Petitioner, who operates a timber weighing and grading business in the RA-20 residential-agricultural district in the town's extraterritorial jurisdiction, challenged the board of adjustment's determination that his use of the land does not fall within the definition of forestry and is therefore not a permitted use in the district. Petitioner's business consists of receiving truckloads of cut timber, which are unloaded, weighed and graded, then reloaded onto trucks for shipment to other locations. The town's zoning ordinance does not define the term forestry, but the board of adjustment interpreted it to mean the development, management and harvesting of growing timber.
On certiorari review, the superior court adopted a more expansive definition of forestry that included the harvesting and transportation of timber to the first point of processing; that is, the point at which the wood is actually converted to some type of useable product, and concluded that petitioner's business did constitute a permitted use in the RA-20 zone.

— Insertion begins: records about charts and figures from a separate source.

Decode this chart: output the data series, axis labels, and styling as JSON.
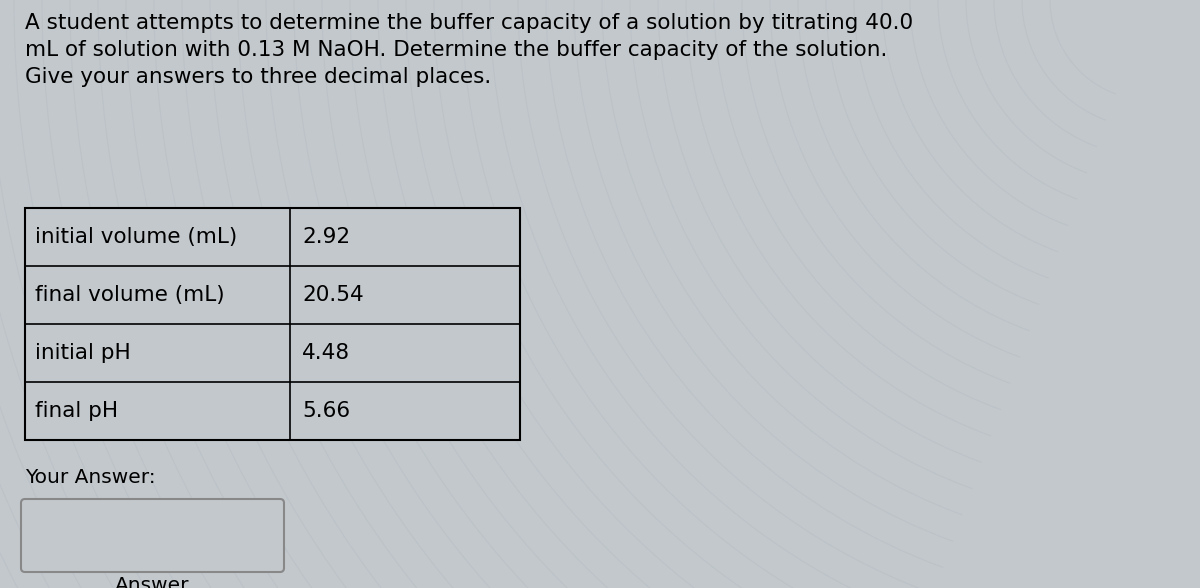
{
  "title_text": "A student attempts to determine the buffer capacity of a solution by titrating 40.0\nmL of solution with 0.13 M NaOH. Determine the buffer capacity of the solution.\nGive your answers to three decimal places.",
  "table_rows": [
    [
      "initial volume (mL)",
      "2.92"
    ],
    [
      "final volume (mL)",
      "20.54"
    ],
    [
      "initial pH",
      "4.48"
    ],
    [
      "final pH",
      "5.66"
    ]
  ],
  "your_answer_label": "Your Answer:",
  "answer_label": "Answer",
  "bg_color": "#c2c8cc",
  "table_cell_bg": "#c2c8cc",
  "text_color": "#000000",
  "title_fontsize": 15.5,
  "table_fontsize": 15.5,
  "label_fontsize": 14.5,
  "fig_width": 12.0,
  "fig_height": 5.88
}
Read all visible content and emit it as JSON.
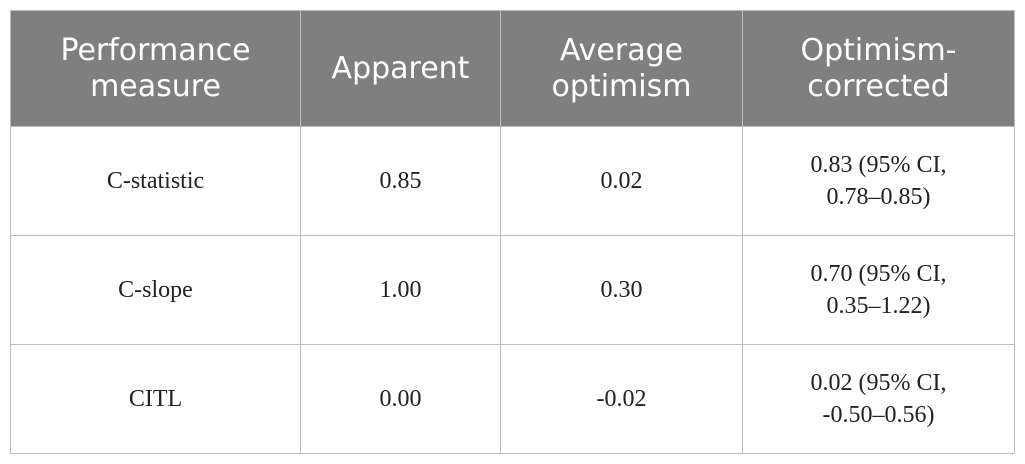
{
  "table": {
    "headers": [
      [
        "Performance",
        "measure"
      ],
      [
        "Apparent"
      ],
      [
        "Average",
        "optimism"
      ],
      [
        "Optimism-",
        "corrected"
      ]
    ],
    "rows": [
      {
        "measure": "C-statistic",
        "apparent": "0.85",
        "average_optimism": "0.02",
        "corrected": [
          "0.83 (95% CI,",
          "0.78–0.85)"
        ]
      },
      {
        "measure": "C-slope",
        "apparent": "1.00",
        "average_optimism": "0.30",
        "corrected": [
          "0.70 (95% CI,",
          "0.35–1.22)"
        ]
      },
      {
        "measure": "CITL",
        "apparent": "0.00",
        "average_optimism": "-0.02",
        "corrected": [
          "0.02 (95% CI,",
          "-0.50–0.56)"
        ]
      }
    ],
    "colors": {
      "header_bg": "#7f7f7f",
      "header_text": "#ffffff",
      "border": "#bdbdbd",
      "body_text": "#222222"
    }
  }
}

Applying a de novo standard of review, however, a unanimous panel of the Court of Appeals reversed the superior court and reinstated the decision of the board of adjustment. In attempting to ascertain the intent of the ordinance, the Court gave weight to ordinance language indicating that the purpose of the RA-20 provisions is to establish a district in which the principal use of the land is for low density residential and agricultural use, and to the fact that the RA-20 permitted uses are uniformly non-industrial. The Court concluded that the ordinance manifests an intent that the district be free from non-agricultural commercial operations, and that the board of adjustment's limitation of forestry to the development, management and harvesting of timber is consistent with this intent. The superior court's expansive definition, on the other hand, would permit ancillary timber activities of an industrial nature that are incompatible with residential and agricultural purposes, such as large rail and truck depots and industrial operations performing intermediate but not final processing of timber. The Court bolstered its conclusion by reference to dictionary definitions of forestry, finding the town's approach to more closely resemble the plain and ordinary meanings of the term embodied in these definitions.